I tried the
demo of NFS Shi(f)t and I can only say that from a technical point of view, this is by far the worst I have ever seen in the NFS series (though I did not check all of its games to be honest).
The first bug came right at the start. Well, bug is not quite the right word for something that is utterly stupid. I had the volume on a normal level, started the game and came in a silent language selection. That is allright of course, as long as you 1)
fade in the sound and 2) don't seem to try to blow up my speakers (and ears) with a volume of, say 300% of that what should be an acceptible volume.
Then the settings menu.

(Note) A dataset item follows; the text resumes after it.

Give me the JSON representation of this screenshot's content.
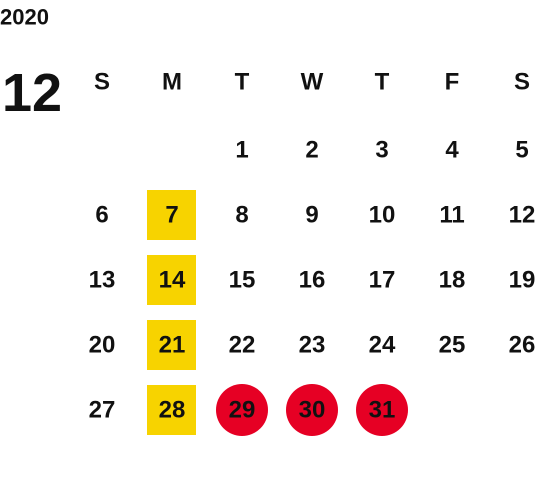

Simply awful. It was looking nice, but it was a true pain in the ass to get throuh quickly. For the refresh rate, AA (not AF, which was
oddly enough put apart) and resolution, I had to go through various presets, instead of just leaving the resolution on 1280x1024 and quicly putting the refresh rate, AA and AF on respectively 75, 2x and 4x (which is a "default" of mine). The settings in the right column would have been easier to skim through, if that "angle" had been smaller. With other words: menus simply have to
work, looks come at a second place (Usability, anyone?).
Of course I also put the volume settings down to 20%, though I could not do that in a way that would have been the number one choice for any self-respecting GUI developer in case of PC software. So I could not simply use my mouse to shift a bar over a horizontal (or vertical) line. Nope, I discovered that the most satisfactory way, was to select each of the volume settings before shifting them slowly to the left with [arrow left].
Because certain changes could only be applied after a restart of the game (which is okay, because that has a technical reason as it seems), I terminated the game by going on a quest of finding the quit button (I tried [alt]+[F4] but that did not seem to work).
Then, after starting the game again, oh dear oh dear, the game appeared to have
not saved my volume settings. So I had to put them down again.
Than a surprise came at me again. A Lotus Elise and a BMW M3 having a lesser handling than a Dodge Viper? Afaik, Lotusses ussualy can take corners quite tightly while a Viper, to say it like Jeremy Clarkson would, "has a turning circle that is slightly bigger than the one of Jupiter" *.
And NFS Shift has a Viper of 600 HP, while it has 510 Hp in real (the stock Viper srt10, that is). And I asume that it is the stock Viper, not an improved one in the game.
Fragment of a Top Gear special about the viper (put the volume on 50% or so at max, Avidemux made it a bit to loud):
fragment Clarkson Viper.avi
Sorry about the crap bandwidth, did not want to make a Dailymotion profile just because of this video.
The Elise behaved like it drove on ice and, just like the M3, did not seem to have any brakes. Yes, I know that brakes are not that responsive in racing, for variuos reasons (wheelblockin etc.), but they should not be so weak in a game. Because gamers drive visually, they don't "feel" the car like real racing drivers do.
NFS Shift, seems to be not "thought out", and quoting Clarkson again: "It appeals at no levels at all".
*I may have misquoted him a little here.